When I started to write the previous post, I was actually intending to talk about this ‘news’ story:
Judge pardons King Balthasar for ‘caramelazo’ in the Three Kings cavalcade.
‘Caramelazo.’ What a lovely word. And what a wonderful language Spanish is that it can produce such words:
Una torta is a slap or a blow of some kind.
Un tortazo is one heck of a clout.**Una puerta is a door.
Un portazo is a door-slamming/the bang of a door. (Dio un portazo al salir – he slammed the door as he left.)Un caramelo is a sweet, or a candy. If you receive un caramelazo, you have been hit by a piece of candy.
So, the judge has pardoned one of the Magi for hitting someone with a piece of candy during the annual Kings’ Day parade. Yes, that really is what the headline says. The story is that a woman who was watching the Kings’ Day parade had denounced the King after being hit in the eye by a sweet thrown from his float.
Every town and village in Spain has a Kings’ Day cavalcade, often with camels, though probably not an elephant. And it wouldn’t be the same without the Kings and their attendants throwing candy to the crowds – who stand with upturned umbrellas to see what they can catch.
What has caught the eye of the journalists isn’t so much the story itself, though, as the way the judge handled it: “el magistrado se muestra irónico” (Actually, I suspect it wasn’t irony, just like it’s never lupus.)

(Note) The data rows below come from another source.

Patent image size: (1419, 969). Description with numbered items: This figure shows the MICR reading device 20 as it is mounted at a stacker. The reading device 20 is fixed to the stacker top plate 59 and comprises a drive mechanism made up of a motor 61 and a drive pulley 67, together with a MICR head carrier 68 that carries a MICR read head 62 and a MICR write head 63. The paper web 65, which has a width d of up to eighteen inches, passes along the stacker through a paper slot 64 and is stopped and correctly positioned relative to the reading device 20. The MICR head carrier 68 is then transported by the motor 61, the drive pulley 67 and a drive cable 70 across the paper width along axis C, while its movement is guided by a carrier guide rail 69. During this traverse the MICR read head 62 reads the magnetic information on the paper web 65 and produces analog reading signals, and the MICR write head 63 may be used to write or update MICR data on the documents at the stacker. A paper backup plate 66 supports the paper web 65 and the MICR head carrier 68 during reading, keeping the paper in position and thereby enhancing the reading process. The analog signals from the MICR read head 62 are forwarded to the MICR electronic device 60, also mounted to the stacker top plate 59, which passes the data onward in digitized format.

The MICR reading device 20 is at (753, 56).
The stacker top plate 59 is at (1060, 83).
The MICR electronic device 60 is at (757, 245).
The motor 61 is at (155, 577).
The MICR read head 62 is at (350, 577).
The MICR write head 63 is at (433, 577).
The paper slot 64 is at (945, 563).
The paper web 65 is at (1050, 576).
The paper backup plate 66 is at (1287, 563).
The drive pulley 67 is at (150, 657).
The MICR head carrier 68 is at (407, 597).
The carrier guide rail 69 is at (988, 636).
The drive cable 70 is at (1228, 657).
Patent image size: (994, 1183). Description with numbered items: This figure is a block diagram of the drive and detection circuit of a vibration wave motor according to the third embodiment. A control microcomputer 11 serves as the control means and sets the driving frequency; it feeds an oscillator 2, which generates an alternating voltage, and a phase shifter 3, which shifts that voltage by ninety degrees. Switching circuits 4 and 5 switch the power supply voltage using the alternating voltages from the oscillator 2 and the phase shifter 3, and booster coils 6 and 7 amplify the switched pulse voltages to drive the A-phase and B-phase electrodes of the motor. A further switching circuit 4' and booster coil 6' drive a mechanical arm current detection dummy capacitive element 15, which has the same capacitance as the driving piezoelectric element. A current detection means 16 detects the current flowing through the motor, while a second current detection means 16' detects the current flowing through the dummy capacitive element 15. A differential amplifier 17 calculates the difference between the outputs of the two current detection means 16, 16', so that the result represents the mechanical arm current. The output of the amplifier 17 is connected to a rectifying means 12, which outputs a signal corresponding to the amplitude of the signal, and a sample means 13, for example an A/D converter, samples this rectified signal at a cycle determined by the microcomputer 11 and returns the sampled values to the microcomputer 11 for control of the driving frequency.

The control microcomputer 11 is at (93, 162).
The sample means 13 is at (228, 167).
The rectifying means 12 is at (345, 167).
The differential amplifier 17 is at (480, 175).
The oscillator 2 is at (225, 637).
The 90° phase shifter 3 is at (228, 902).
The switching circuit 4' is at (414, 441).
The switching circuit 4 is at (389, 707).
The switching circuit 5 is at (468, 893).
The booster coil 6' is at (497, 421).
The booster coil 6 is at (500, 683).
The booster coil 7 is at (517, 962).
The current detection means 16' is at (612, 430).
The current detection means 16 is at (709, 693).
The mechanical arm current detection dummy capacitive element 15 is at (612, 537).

He admitted a certain ‘friendship’ with the accused, who, along with Caspar and Melchior have brought him gifts every 6th of January for as long as he can remember. In addition, he said it was doubtful that Balthasar would ever be identified, given that for over 2,000 years “no se resuelve la polémica en torno a su verdadero país de origen” – no one has been quite sure where he really comes from.
I don’t know why he just didn’t invoke the royal prerogative, diplomatic immunity or whatever it would have requred for him to dismis the case.
** Actually, since torta is also a cake, perhaps tortazo could be a custard pie in the face. Which might hurt less than a boiled sweet in the eye.